Olivier Gaillard
Député de la 5ème Circonscription du Gard

En circonscription

Il m'est paru tout naturel de rencontrer l'association familiale "Rêvons pour nos Pitchounets" de Lasalle. L’occasion pour moi de bénéficier des témoignages de personnes impliquées quotidiennement auprès d’enfants en situation de handicap, et de les relayer au sein des travaux de la commission à l’Assemblée. L’occasion pour cette association de s’exprimer sur autant de problématiques possibles, en lien avec leurs expériences... Autant de sujets sur lesquels j'ai pu déjà intervenir, et d'autres, auxquels je donnerai une résonance lors des prochains travaux de la commission.
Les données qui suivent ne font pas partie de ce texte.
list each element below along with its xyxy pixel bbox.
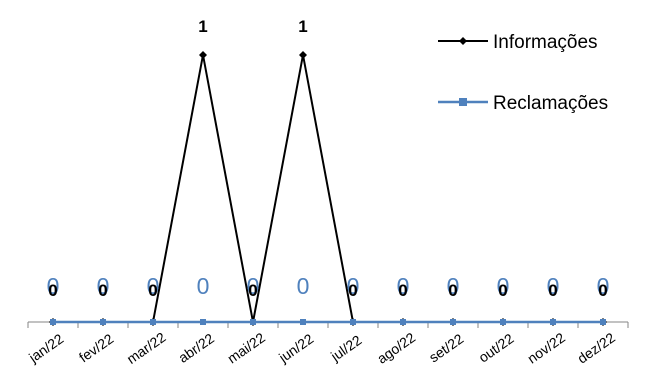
data-label-informacoes: 0 bbox=[248, 281, 257, 300]
data-label-informacoes: 0 bbox=[348, 281, 357, 300]
data-label-informacoes: 0 bbox=[448, 281, 457, 300]
data-label-reclamacoes: 0 bbox=[47, 273, 60, 299]
data-point-reclamacoes bbox=[200, 319, 206, 325]
data-point-reclamacoes bbox=[500, 319, 506, 325]
x-tick-label: fev/22 bbox=[76, 330, 117, 365]
data-label-reclamacoes: 0 bbox=[297, 273, 310, 299]
data-point-reclamacoes bbox=[50, 319, 56, 325]
data-label-reclamacoes: 0 bbox=[347, 273, 360, 299]
data-point-reclamacoes bbox=[100, 319, 106, 325]
data-label-reclamacoes: 0 bbox=[197, 273, 210, 299]
data-label-informacoes: 0 bbox=[398, 281, 407, 300]
data-label-informacoes: 0 bbox=[148, 281, 157, 300]
x-tick-label: set/22 bbox=[426, 330, 467, 365]
data-point-informacoes bbox=[199, 51, 207, 59]
data-label-reclamacoes: 0 bbox=[397, 273, 410, 299]
legend-marker-informacoes bbox=[459, 37, 467, 45]
legend-item-informacoes: Informações bbox=[438, 32, 598, 53]
data-label-informacoes: 0 bbox=[548, 281, 557, 300]
x-tick-label: out/22 bbox=[476, 330, 517, 366]
x-tick-label: mar/22 bbox=[124, 329, 169, 367]
data-label-reclamacoes: 0 bbox=[447, 273, 460, 299]
plot-area bbox=[49, 51, 607, 326]
data-point-reclamacoes bbox=[450, 319, 456, 325]
data-point-informacoes bbox=[299, 51, 307, 59]
data-point-reclamacoes bbox=[300, 319, 306, 325]
data-point-reclamacoes bbox=[250, 319, 256, 325]
legend: Informações Reclamações bbox=[438, 32, 608, 114]
data-label-informacoes: 0 bbox=[98, 281, 107, 300]
data-label-informacoes: 1 bbox=[198, 17, 207, 36]
data-label-informacoes: 0 bbox=[598, 281, 607, 300]
data-point-reclamacoes bbox=[550, 319, 556, 325]
x-tick-label: dez/22 bbox=[574, 329, 618, 366]
data-label-reclamacoes: 0 bbox=[97, 273, 110, 299]
data-label-reclamacoes: 0 bbox=[497, 273, 510, 299]
data-label-informacoes: 0 bbox=[48, 281, 57, 300]
data-label-reclamacoes: 0 bbox=[247, 273, 260, 299]
legend-label-informacoes: Informações bbox=[493, 32, 598, 53]
data-label-informacoes: 1 bbox=[298, 17, 307, 36]
x-tick-label: mai/22 bbox=[224, 329, 268, 366]
data-point-reclamacoes bbox=[150, 319, 156, 325]
x-tick-label: abr/22 bbox=[175, 330, 217, 366]
data-point-reclamacoes bbox=[600, 319, 606, 325]
legend-label-reclamacoes: Reclamações bbox=[493, 93, 608, 114]
data-label-reclamacoes: 0 bbox=[597, 273, 610, 299]
data-label-reclamacoes: 0 bbox=[547, 273, 560, 299]
legend-item-reclamacoes: Reclamações bbox=[438, 93, 608, 114]
data-label-reclamacoes: 0 bbox=[147, 273, 160, 299]
data-point-reclamacoes bbox=[350, 319, 356, 325]
data-label-informacoes: 0 bbox=[498, 281, 507, 300]
x-tick-label: ago/22 bbox=[374, 329, 418, 367]
legend-marker-reclamacoes bbox=[459, 98, 467, 106]
x-tick-labels: jan/22 fev/22 mar/22 abr/22 mai/22 jun/22 jul/… bbox=[25, 329, 618, 367]
x-tick-label: jan/22 bbox=[25, 330, 66, 366]
data-point-reclamacoes bbox=[400, 319, 406, 325]
x-tick-label: jul/22 bbox=[327, 332, 365, 365]
x-tick-label: jun/22 bbox=[275, 330, 316, 366]
x-tick-label: nov/22 bbox=[524, 329, 568, 366]
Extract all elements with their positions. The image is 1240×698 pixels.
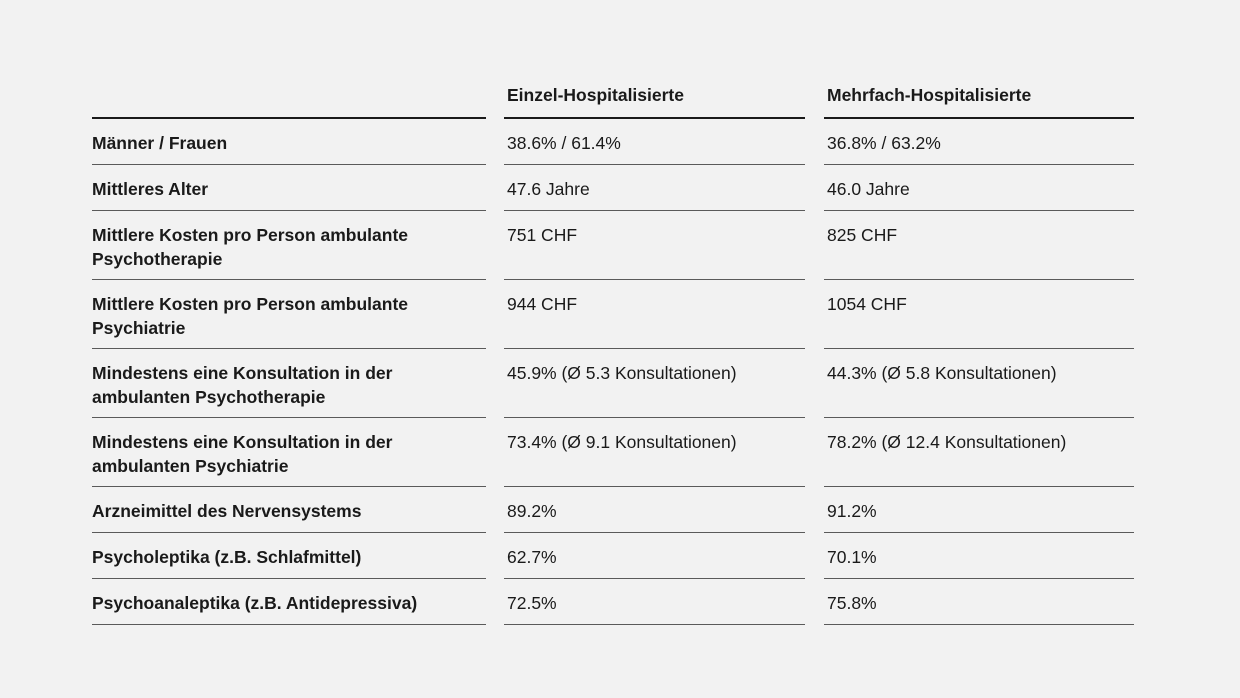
row-label: Mindestens eine Konsultation in der ambu… [92, 349, 486, 418]
cell-einzel: 45.9% (Ø 5.3 Konsultationen) [504, 349, 805, 418]
row-label: Mittlere Kosten pro Person ambulante Psy… [92, 211, 486, 280]
row-label: Arzneimittel des Nervensystems [92, 487, 486, 533]
row-label: Psychoanaleptika (z.B. Antidepressiva) [92, 579, 486, 625]
cell-einzel: 62.7% [504, 533, 805, 579]
header-mehrfach-hospitalisierte: Mehrfach-Hospitalisierte [824, 78, 1134, 119]
cell-mehrfach: 46.0 Jahre [824, 165, 1134, 211]
cell-mehrfach: 1054 CHF [824, 280, 1134, 349]
header-empty [92, 78, 486, 119]
row-label: Mindestens eine Konsultation in der ambu… [92, 418, 486, 487]
cell-einzel: 89.2% [504, 487, 805, 533]
cell-mehrfach: 78.2% (Ø 12.4 Konsultationen) [824, 418, 1134, 487]
cell-einzel: 73.4% (Ø 9.1 Konsultationen) [504, 418, 805, 487]
row-label: Mittlere Kosten pro Person ambulante Psy… [92, 280, 486, 349]
table-row: Psycholeptika (z.B. Schlafmittel) 62.7% … [92, 533, 1134, 579]
comparison-table: Einzel-Hospitalisierte Mehrfach-Hospital… [92, 78, 1134, 625]
cell-mehrfach: 44.3% (Ø 5.8 Konsultationen) [824, 349, 1134, 418]
cell-einzel: 72.5% [504, 579, 805, 625]
table-row: Mittlere Kosten pro Person ambulante Psy… [92, 211, 1134, 280]
table-header-row: Einzel-Hospitalisierte Mehrfach-Hospital… [92, 78, 1134, 119]
cell-mehrfach: 91.2% [824, 487, 1134, 533]
cell-einzel: 47.6 Jahre [504, 165, 805, 211]
header-einzel-hospitalisierte: Einzel-Hospitalisierte [504, 78, 805, 119]
row-label: Mittleres Alter [92, 165, 486, 211]
cell-mehrfach: 75.8% [824, 579, 1134, 625]
cell-einzel: 944 CHF [504, 280, 805, 349]
table-row: Mittlere Kosten pro Person ambulante Psy… [92, 280, 1134, 349]
cell-mehrfach: 36.8% / 63.2% [824, 119, 1134, 165]
table-row: Mindestens eine Konsultation in der ambu… [92, 349, 1134, 418]
table-row: Psychoanaleptika (z.B. Antidepressiva) 7… [92, 579, 1134, 625]
row-label: Männer / Frauen [92, 119, 486, 165]
table-row: Männer / Frauen 38.6% / 61.4% 36.8% / 63… [92, 119, 1134, 165]
table-row: Mindestens eine Konsultation in der ambu… [92, 418, 1134, 487]
cell-einzel: 38.6% / 61.4% [504, 119, 805, 165]
row-label: Psycholeptika (z.B. Schlafmittel) [92, 533, 486, 579]
cell-mehrfach: 70.1% [824, 533, 1134, 579]
table-row: Arzneimittel des Nervensystems 89.2% 91.… [92, 487, 1134, 533]
cell-einzel: 751 CHF [504, 211, 805, 280]
table-row: Mittleres Alter 47.6 Jahre 46.0 Jahre [92, 165, 1134, 211]
cell-mehrfach: 825 CHF [824, 211, 1134, 280]
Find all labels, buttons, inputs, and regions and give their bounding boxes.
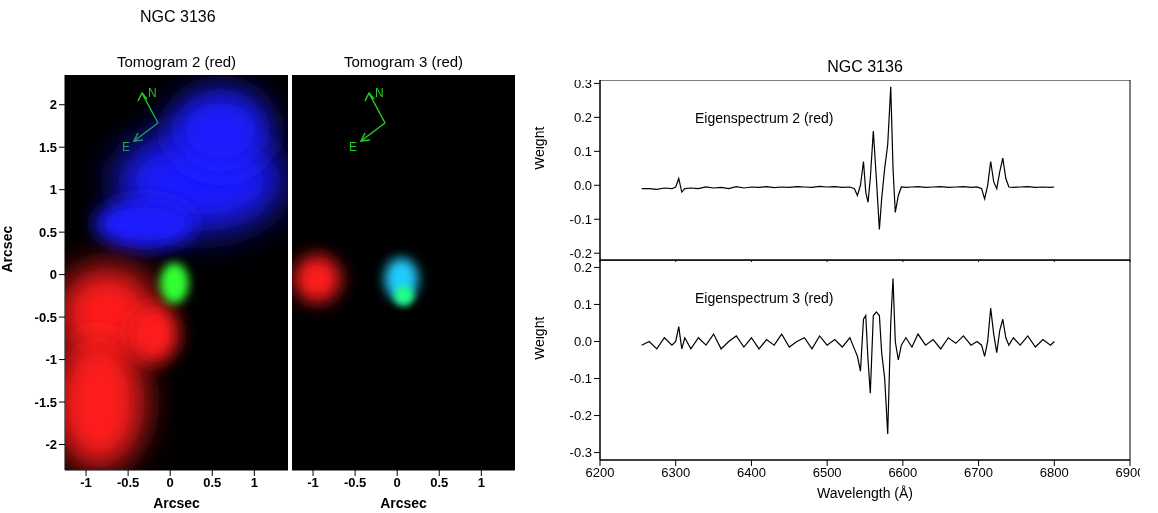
svg-text:-0.5: -0.5 [344,475,366,490]
svg-text:Arcsec: Arcsec [153,495,200,508]
html-text:Eigenspectrum 3 (red): Eigenspectrum 3 (red) [695,290,834,306]
svg-text:0: 0 [167,475,174,490]
svg-text:Weight: Weight [535,317,547,360]
svg-text:0.0: 0.0 [574,334,592,349]
svg-text:0.1: 0.1 [574,144,592,159]
svg-text:0.1: 0.1 [574,297,592,312]
html-text:Tomogram 3 (red): Tomogram 3 (red) [343,53,464,70]
svg-text:Arcsec: Arcsec [0,226,15,273]
svg-text:0.2: 0.2 [574,110,592,125]
html-text:Tomogram 2 (red): Tomogram 2 (red) [116,53,237,70]
svg-text:0.5: 0.5 [430,475,448,490]
svg-text:0: 0 [50,267,57,282]
svg-text:1: 1 [50,182,57,197]
svg-text:-1: -1 [307,475,319,490]
svg-text:0: 0 [394,475,401,490]
html-text:NGC 3136: NGC 3136 [140,8,216,25]
svg-text:0.0: 0.0 [574,178,592,193]
svg-text:6800: 6800 [1040,465,1069,480]
svg-text:6300: 6300 [661,465,690,480]
svg-text:6900: 6900 [1116,465,1140,480]
svg-text:6700: 6700 [964,465,993,480]
svg-text:-1: -1 [80,475,92,490]
svg-text:-0.5: -0.5 [35,310,57,325]
svg-text:6500: 6500 [813,465,842,480]
svg-text:1: 1 [251,475,258,490]
svg-text:0.5: 0.5 [39,225,57,240]
svg-text:N: N [375,86,384,100]
svg-text:-0.1: -0.1 [570,371,592,386]
svg-text:E: E [349,140,357,154]
svg-text:-2: -2 [45,437,57,452]
html-text:Eigenspectrum 2 (red): Eigenspectrum 2 (red) [695,110,834,126]
html-text:NGC 3136: NGC 3136 [827,58,903,75]
html-text:Wavelength (Å): Wavelength (Å) [817,485,913,501]
svg-text:1: 1 [478,475,485,490]
svg-text:-0.5: -0.5 [117,475,139,490]
svg-text:-1: -1 [45,352,57,367]
svg-text:-0.2: -0.2 [570,246,592,261]
svg-text:2: 2 [50,97,57,112]
svg-text:0.2: 0.2 [574,260,592,275]
svg-text:Weight: Weight [535,127,547,170]
svg-text:Arcsec: Arcsec [380,495,427,508]
svg-text:-0.1: -0.1 [570,212,592,227]
svg-text:6400: 6400 [737,465,766,480]
svg-text:6200: 6200 [586,465,615,480]
svg-text:E: E [122,140,130,154]
svg-text:N: N [148,86,157,100]
svg-text:-1.5: -1.5 [35,395,57,410]
svg-text:-0.2: -0.2 [570,408,592,423]
svg-text:0.3: 0.3 [574,80,592,91]
svg-text:1.5: 1.5 [39,140,57,155]
svg-text:-0.3: -0.3 [570,445,592,460]
svg-text:6600: 6600 [888,465,917,480]
svg-text:0.5: 0.5 [203,475,221,490]
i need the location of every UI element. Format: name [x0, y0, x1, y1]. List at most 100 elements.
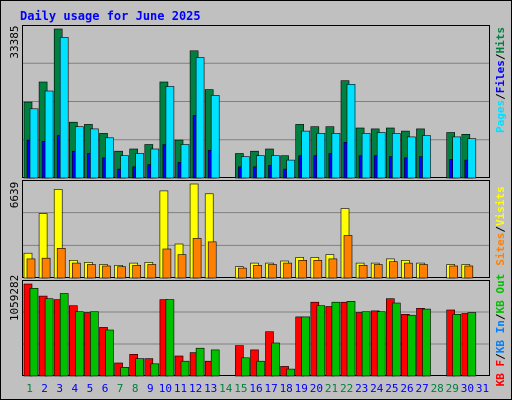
bar-pages: Pages 20: 10000 — [316, 133, 326, 179]
bar-pages: Pages 16: 5000 — [256, 155, 265, 179]
bar-sites: Sites 2: 1400 — [41, 257, 51, 279]
day-label: 21 — [325, 382, 338, 395]
bar-sites: Sites 17: 950 — [268, 264, 277, 279]
legend-entry: Sites — [494, 233, 507, 266]
bar-pages: Pages 1: 15500 — [29, 108, 39, 179]
legend-entry: / — [494, 93, 507, 100]
legend-bottom: KB F/KB In/KB Out — [494, 274, 507, 387]
legend-entry: / — [494, 313, 507, 320]
bar-kb-out: KB Out 10: 880000 — [165, 299, 175, 377]
bar-kb-out: KB Out 26: 700000 — [407, 314, 416, 377]
bar-kb-out: KB Out 18: 80000 — [286, 368, 295, 377]
day-label: 26 — [400, 382, 413, 395]
day-label: 6 — [102, 382, 109, 395]
day-label: 22 — [340, 382, 353, 395]
day-label: 3 — [56, 382, 63, 395]
bar-pages: Pages 18: 4000 — [286, 159, 295, 179]
bar-sites: Sites 27: 950 — [419, 264, 428, 279]
bar-kb-out: KB Out 7: 100000 — [120, 366, 129, 377]
legend-top: Pages/Files/Hits — [494, 27, 507, 133]
bar-sites: Sites 7: 800 — [117, 266, 126, 279]
legend-entry: KB F — [494, 360, 507, 387]
bar-kb-out: KB Out 11: 170000 — [180, 360, 190, 377]
day-label: 16 — [249, 382, 262, 395]
ymax-label-top: 33385 — [8, 25, 21, 58]
bar-sites: Sites 22: 3000 — [343, 235, 353, 279]
bar-kb-out: KB Out 5: 740000 — [90, 311, 99, 377]
day-label: 7 — [117, 382, 124, 395]
bar-pages: Pages 23: 10000 — [361, 133, 371, 179]
bar-sites: Sites 30: 850 — [464, 265, 474, 279]
bar-kb-out: KB Out 4: 740000 — [75, 311, 84, 377]
day-label: 31 — [476, 382, 489, 395]
bar-sites: Sites 1: 1350 — [26, 258, 36, 279]
day-label: 27 — [415, 382, 428, 395]
bar-kb-out: KB Out 3: 950000 — [59, 293, 69, 377]
bar-pages: Pages 29: 9200 — [452, 136, 462, 179]
day-label: 20 — [310, 382, 323, 395]
legend-entry: Hits — [494, 27, 507, 54]
bar-kb-out: KB Out 27: 770000 — [422, 308, 431, 377]
bar-pages: Pages 22: 21000 — [346, 84, 356, 179]
bar-kb-out: KB Out 17: 380000 — [271, 342, 280, 377]
day-label: 11 — [174, 382, 187, 395]
panel-top: Hits 1: 17000Hits 2: 21500Hits 3: 33385H… — [8, 25, 507, 179]
day-label: 2 — [41, 382, 48, 395]
bar-pages: Pages 13: 18500 — [210, 95, 220, 179]
bar-pages: Pages 17: 5000 — [271, 155, 280, 179]
bar-pages: Pages 26: 9200 — [407, 136, 416, 179]
chart-panels: Hits 1: 17000Hits 2: 21500Hits 3: 33385H… — [8, 25, 507, 386]
bar-pages: Pages 10: 20500 — [165, 86, 175, 179]
bar-pages: Pages 27: 9500 — [422, 135, 431, 179]
bar-kb-out: KB Out 21: 850000 — [331, 301, 341, 377]
bar-kb-out: KB Out 20: 810000 — [316, 305, 326, 377]
bar-pages: Pages 12: 27000 — [195, 57, 205, 179]
day-label: 8 — [132, 382, 139, 395]
day-label: 23 — [355, 382, 368, 395]
bar-sites: Sites 5: 950 — [87, 264, 96, 279]
bar-kb-out: KB Out 8: 200000 — [135, 358, 144, 377]
bar-pages: Pages 5: 11000 — [90, 128, 99, 179]
bar-kb-out: KB Out 9: 140000 — [150, 363, 160, 377]
bar-kb-out: KB Out 15: 210000 — [241, 357, 250, 377]
day-label: 13 — [204, 382, 217, 395]
day-label: 9 — [147, 382, 154, 395]
bar-pages: Pages 4: 11500 — [75, 126, 84, 179]
bar-kb-out: KB Out 25: 840000 — [391, 302, 401, 377]
day-label: 1 — [26, 382, 33, 395]
bar-kb-out: KB Out 24: 740000 — [376, 311, 386, 377]
bar-kb-out: KB Out 1: 1010000 — [29, 287, 39, 377]
plot-area-middle — [22, 180, 490, 278]
panel-middle: Visits 1: 1750Visits 2: 4550Visits 3: 62… — [8, 180, 507, 279]
bar-sites: Sites 11: 1650 — [177, 254, 187, 279]
bar-sites: Sites 24: 950 — [373, 264, 383, 279]
legend-middle: Sites/Visits — [494, 186, 507, 266]
legend-entry: Visits — [494, 186, 507, 226]
bar-kb-out: KB Out 29: 710000 — [452, 313, 462, 377]
bar-sites: Sites 15: 700 — [238, 267, 247, 279]
bar-sites: Sites 23: 900 — [358, 264, 368, 279]
day-label: 5 — [87, 382, 94, 395]
bar-kb-out: KB Out 23: 740000 — [361, 311, 371, 377]
bar-pages: Pages 7: 5000 — [120, 155, 129, 179]
bar-kb-out: KB Out 30: 730000 — [467, 312, 477, 377]
bar-kb-out: KB Out 13: 300000 — [210, 349, 220, 377]
ymax-label-bottom: 1059282 — [8, 275, 21, 321]
legend-entry: Pages — [494, 100, 507, 133]
bar-sites: Sites 19: 1250 — [298, 259, 308, 279]
bar-sites: Sites 18: 1050 — [283, 262, 292, 279]
bar-kb-out: KB Out 6: 530000 — [105, 329, 114, 377]
bar-sites: Sites 4: 1050 — [72, 262, 81, 279]
day-label: 14 — [219, 382, 233, 395]
bar-sites: Sites 29: 850 — [449, 265, 459, 279]
bar-pages: Pages 2: 19500 — [44, 90, 54, 179]
bar-pages: Pages 6: 9000 — [105, 137, 114, 179]
bar-pages: Pages 11: 7500 — [180, 144, 190, 179]
bar-pages: Pages 3: 31500 — [59, 37, 69, 179]
bar-sites: Sites 3: 2100 — [56, 248, 66, 279]
day-label: 10 — [159, 382, 172, 395]
bar-sites: Sites 10: 2050 — [162, 248, 172, 279]
bar-kb-out: KB Out 16: 170000 — [256, 360, 265, 377]
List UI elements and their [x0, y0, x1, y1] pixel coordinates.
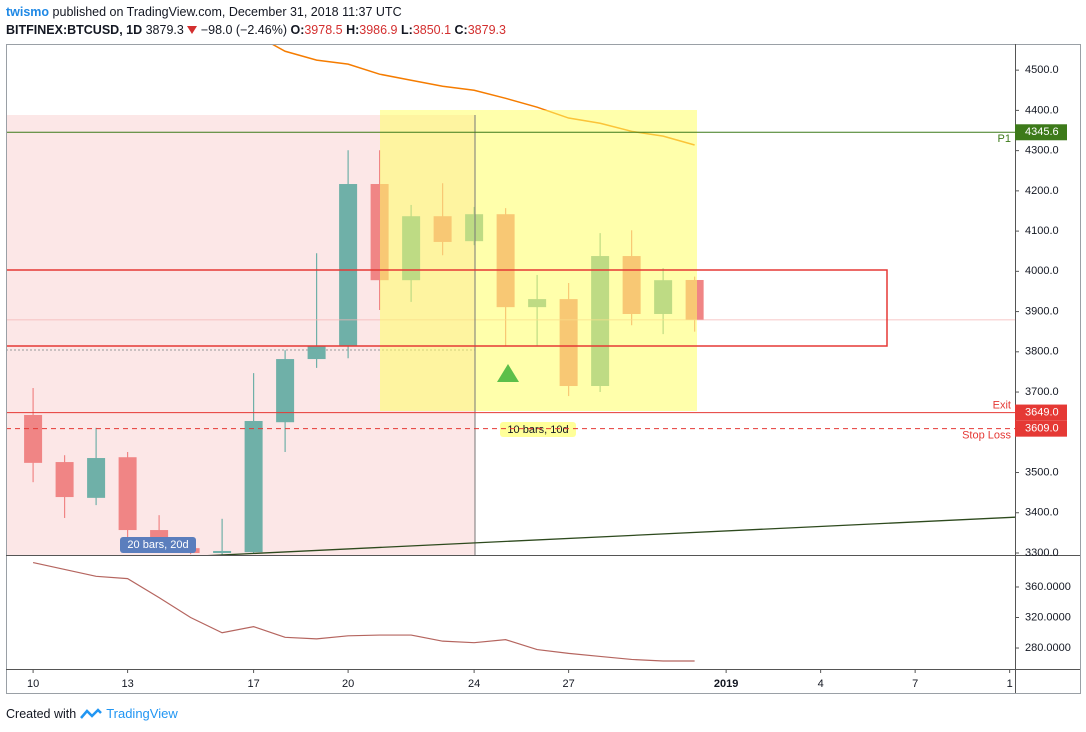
candle-body — [307, 346, 326, 360]
level-name: Exit — [993, 399, 1011, 411]
y-tick-label: 3800.0 — [1025, 346, 1059, 358]
level-name: Stop Loss — [962, 430, 1011, 442]
overlay-layer: 10 bars, 10d 20 bars, 20d — [6, 110, 1015, 555]
created-with: Created with — [6, 706, 77, 721]
header-line-1: twismo published on TradingView.com, Dec… — [6, 5, 402, 19]
y-tick-label: 3400.0 — [1025, 507, 1059, 519]
frame — [6, 44, 1081, 694]
ohlc-value: 3978.5 — [304, 23, 343, 37]
y-tick-label: 3500.0 — [1025, 466, 1059, 478]
change: −98.0 (−2.46%) — [200, 23, 287, 37]
footer: Created with TradingView — [6, 706, 178, 721]
y-tick-label: 3700.0 — [1025, 386, 1059, 398]
x-tick-label: 17 — [247, 678, 259, 690]
y-tick-label: 4200.0 — [1025, 185, 1059, 197]
price-tag — [1015, 124, 1067, 141]
box — [6, 269, 888, 347]
annotation: 20 bars, 20d — [127, 539, 188, 551]
y-tick-label: 3900.0 — [1025, 305, 1059, 317]
x-tick-label: 20 — [342, 678, 354, 690]
published: published on TradingView.com, December 3… — [52, 5, 402, 19]
price-tag-label: 3609.0 — [1025, 423, 1059, 435]
ohlc-label: C: — [454, 23, 468, 37]
candle-body — [55, 462, 74, 498]
date-range — [380, 110, 697, 411]
user[interactable]: twismo — [6, 5, 50, 19]
candle-body — [87, 458, 106, 498]
brand[interactable]: TradingView — [106, 706, 178, 721]
x-tick-label: 24 — [468, 678, 480, 690]
price-tag-label: 3649.0 — [1025, 406, 1059, 418]
candle-body — [24, 414, 43, 463]
candle-body — [213, 550, 232, 553]
candle-body — [339, 184, 358, 347]
level-name: P1 — [998, 133, 1011, 145]
y-tick-label: 4500.0 — [1025, 64, 1059, 76]
down-icon — [187, 26, 198, 34]
annotation: 10 bars, 10d — [507, 424, 568, 436]
x-tick-label: 7 — [912, 678, 918, 690]
x-tick-label: 1 — [1007, 678, 1013, 690]
symbol: BITFINEX:BTCUSD, 1D — [6, 23, 143, 37]
signal-triangle — [497, 364, 519, 382]
indicator-line — [32, 561, 695, 662]
chart: 10 bars, 10d 20 bars, 20d 10 13 17 20 24 27 20… — [6, 44, 1081, 694]
last-price: 3879.3 — [145, 23, 184, 37]
candle-body — [118, 457, 137, 531]
x-tick-label: 13 — [121, 678, 133, 690]
x-tick-label: 4 — [818, 678, 824, 690]
y-tick-label: 4000.0 — [1025, 265, 1059, 277]
x-tick-label: 10 — [27, 678, 39, 690]
y-tick-label: 320.0000 — [1025, 611, 1071, 623]
ohlc-value: 3986.9 — [359, 23, 398, 37]
header-line-2: BITFINEX:BTCUSD, 1D 3879.3 −98.0 (−2.46%… — [6, 23, 506, 37]
x-tick-label: 27 — [562, 678, 574, 690]
annotation-box — [500, 422, 576, 437]
ohlc-label: O: — [290, 23, 305, 37]
ohlc-label: H: — [346, 23, 360, 37]
ohlc-value: 3850.1 — [412, 23, 452, 37]
logo — [80, 707, 103, 719]
price-tag-label: 4345.6 — [1025, 126, 1059, 138]
y-tick-label: 3300.0 — [1025, 547, 1059, 559]
y-tick-label: 280.0000 — [1025, 642, 1071, 654]
ohlc-label: L: — [401, 23, 413, 37]
ohlc: O:3978.5 H:3986.9 L:3850.1 C:3879.3 — [290, 23, 506, 37]
ohlc-value: 3879.3 — [467, 23, 506, 37]
candle-body — [276, 359, 295, 423]
candle-body — [244, 421, 263, 553]
annotation-box — [120, 537, 196, 553]
axes: 10 13 17 20 24 27 2019 4 7 1 3300.0 3400.0 3500.0 360… — [6, 44, 1081, 694]
y-tick-label: 4300.0 — [1025, 145, 1059, 157]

Cette association dont la marraine est Alexandra Lamy, et la Présidente, Huguette André, est composée de parents d’enfants en situation de handicap et malades, et de personnes sensibles à leur cause. Elle œuvre quotidiennement à réaliser les rêves d’enfants, et apporte des aides financières pour l’achat de matériels, équipements, pour les adultes malades et en situation de handicap.

Le constat partagé est que l’école inclusive, que la loi de 2005 a appelé de ses voeux, n’assume pas dans des conditions satisfaisantes l’inclusion de l’enfant en situation de handicap dans le milieu dit ordinaire.

Le statut précaire et le déficit de formation des AVS-AESH a été abordé, tout comme le déficit de formation et de reconnaissance de l’évolution des missions du corps enseignant. Les moyens doivent être recalibrés pour une meilleure prévention, évaluation des troubles, et pour un accompagnement dans la durée des enfants.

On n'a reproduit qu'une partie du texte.